Yine bu köşede, Cevat Turan ile şiirindeki 'varoluşçu temalar'ın ele alındığını; Yeşim Ağaoğlu ile 'şiirde gerçeküstücülük, şiddet ve erotizm' kavramlarının yorumlandığını; dilin bilinegelen dizgesel mantığının ötesine geçmeye çalışan Şeref Bilsel ile 'gündelik dil ile şiir dili' ilişkisinin sorgulandığını; Babam Beni Niye Öldürdü? kitabından hareketle Gökhan Arslan ile 'baba-oğul-iktidar' ilişkisinin konuşulduğunu; şiir çizgisinde 'insan-toplum-tarih' merkezli bir noktadan psikanalitik bir alana doğru kayan Yavuz Türk ile 'şiir ve kadercilik' anlayışının masaya yatırıldığını görüyoruz.

Gerçek hayattan çıkan çarpıcı şiirler

Her şairin bir şiirini seçip o şiirin gerçek yaşamdaki öyküsünü ilk kez bu kitapta anlattığı Şiirin Öyküsü bölümü de, okuyucuyu kâh hüzünlendiren, kâh şaşırtan yönleriyle yaşanılanların nasıl imgelere ve mısralara dönüştüğünü gözler önüne seriyor.

Kitapta kimi şairin ablasının hüzünlü öyküsüne (Abdülkadir Budak / "Ablam Ablam"), kimi şairin çocukluk arkadaşının ölümüyle sarsılmasına (Haydar Ergülen / "Yağmur ve Fransızca"), kimisinin usta bir şairi yitirişinin acısına (Sunay Akın / "Cemal Süreya"), kimisinin peş peşe cinayetler işleyen bir katille dağ köyündeki görüşmesine (Cevat Turan / "Kan Unutmaz"), kimisinin de demokrat görünümlü arkadaşlarının muhafazakâr tutumlarına dönük tepkisine (küçük İskender / "bu bulduğum") tanık oluyoruz.

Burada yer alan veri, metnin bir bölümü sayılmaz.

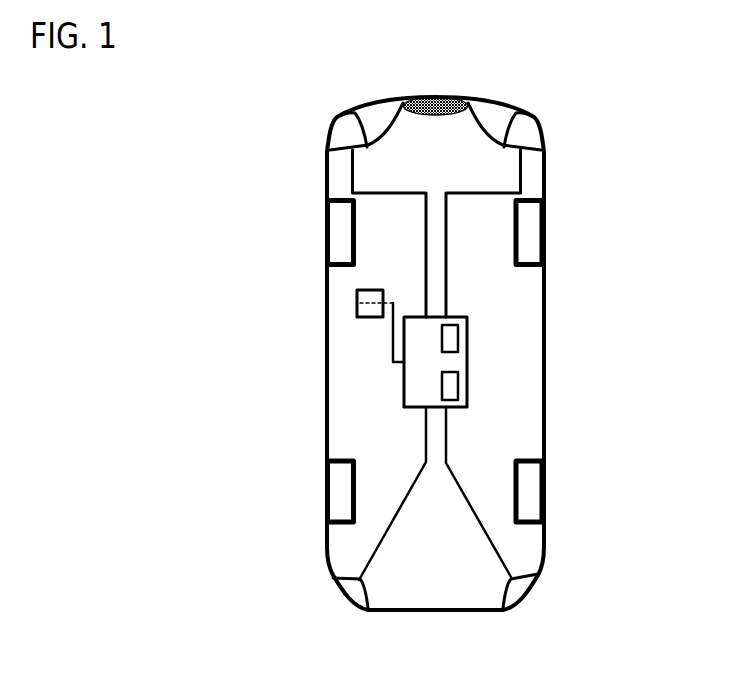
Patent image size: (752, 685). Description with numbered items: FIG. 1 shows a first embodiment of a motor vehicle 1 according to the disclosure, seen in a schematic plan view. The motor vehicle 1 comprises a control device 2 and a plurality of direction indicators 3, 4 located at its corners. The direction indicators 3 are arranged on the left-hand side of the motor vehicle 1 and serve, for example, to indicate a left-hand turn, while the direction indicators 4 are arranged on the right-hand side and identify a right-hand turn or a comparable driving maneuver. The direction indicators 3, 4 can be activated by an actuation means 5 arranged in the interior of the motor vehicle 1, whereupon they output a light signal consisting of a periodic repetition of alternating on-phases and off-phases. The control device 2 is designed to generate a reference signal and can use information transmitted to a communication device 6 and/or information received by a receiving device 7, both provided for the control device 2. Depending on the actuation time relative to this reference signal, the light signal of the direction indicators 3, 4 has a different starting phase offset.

The motor vehicle 1 is at (571, 167).
The control device 2 is at (420, 388).
The direction indicators 3 is at (343, 128).
The direction indicators 4 is at (518, 130).
The actuation means 5 is at (360, 303).
The communication device 6 is at (458, 338).
The receiving device 7 is at (458, 385).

Şairlerin imgeleminden 12 sözcüğe esprili yanıtlar

Kitabın ismini aldığı son bölüm olan Şairin 12'si ise, her şairin, şiirini imgesel düzlemde ‘bütünleyeceği’ varsayılan on iki imgeye kısa, ironik ve esprili yanıtlarla karşılık vermesinden oluşuyor. Belki onca poetik konuşma/tartışma ve şiirlerin hüzünlü hikâyelerinden sonra bu bölüm okuyucuyu bir nebze olsun başka bir düzleme çekerek rahatlatacak, kelimelerle kurulan ilişkiyi göstermesi bakımından şairin zihinsel/imgesel kavrayışına odaklayacaktır.

Şairin 12'si, sadece edebiyat ve şiir alanında çalışmalar yapan araştırmacıların ve denemecilerin başvuracağı bir eser değil, şiirle ilgilenen genç şairlerin ve şiire gönül veren okuyucuların da keyifle okuyabilecekleri bir kitap olmaya aday.